What, you ain’t never picked up a wild woman in a Piggly Wiggly parking lot? I bet you’ve never fallen in love with a Waffle House waitress coming off the night shift, either, have you? Look here, Mister Holy Britches, don’t judge us, we are just a different kind of fisherman down here in the South, but you ain’t no better than us!
Okay, apology accepted. Yeah, another beer would smooth things over. Anyway, Corky was about to get us in trouble.
“Corky, I got a bad feeling,” I told him. “Maybe you better send those ladies on somewhere else. Our wives are going to kill us!”
“Nah, it’ll be fine,” Corky grinned. “What are you, chicken?”
Well that did it. Ain’t nobody gonna accuse me of fowl play. Get it? Whatever, I thought it was funny.

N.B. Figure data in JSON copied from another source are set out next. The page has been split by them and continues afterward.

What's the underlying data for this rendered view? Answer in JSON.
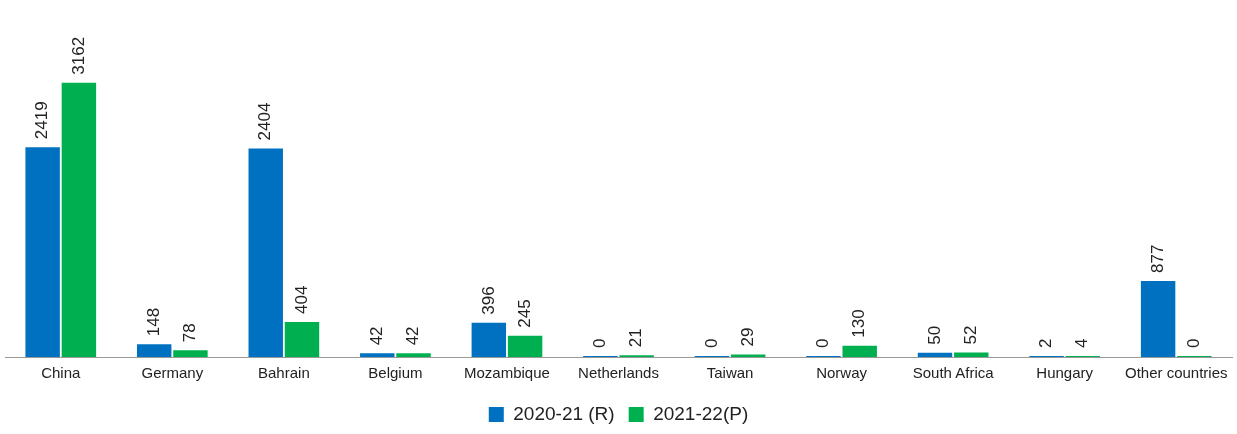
{
  "chart_data": {
    "type": "bar",
    "categories": [
      "China",
      "Germany",
      "Bahrain",
      "Belgium",
      "Mozambique",
      "Netherlands",
      "Taiwan",
      "Norway",
      "South Africa",
      "Hungary",
      "Other countries"
    ],
    "series": [
      {
        "name": "2020-21 (R)",
        "color": "#0070c0",
        "values": [
          2419,
          148,
          2404,
          42,
          396,
          0,
          0,
          0,
          50,
          2,
          877
        ]
      },
      {
        "name": "2021-22(P)",
        "color": "#00b050",
        "values": [
          3162,
          78,
          404,
          42,
          245,
          21,
          29,
          130,
          52,
          4,
          0
        ]
      }
    ],
    "data_labels": true,
    "legend": "bottom",
    "grid": false
  }
}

So there we were, cruising down the dirt road back toward Uncle Earl’s pond. I’ve got a bad feeling, Corky’s got a cold Bud between his knees, a cigar in his mouth, scratching off a Lotto ticket as he’s driving and there’s a truckload of women trailing behind us and kicking up dust, a country caravan of trouble.
“It’s gonna be my lucky day!” he hooped at me. Corky, it turned out, was no prophet.
We rounded the corner at the fish pond there, saw the cousins steady catching all the fish, and then we saw something else, something that almost made my heart slam to a stop and made my blood run cold as those Buds in that chicken box!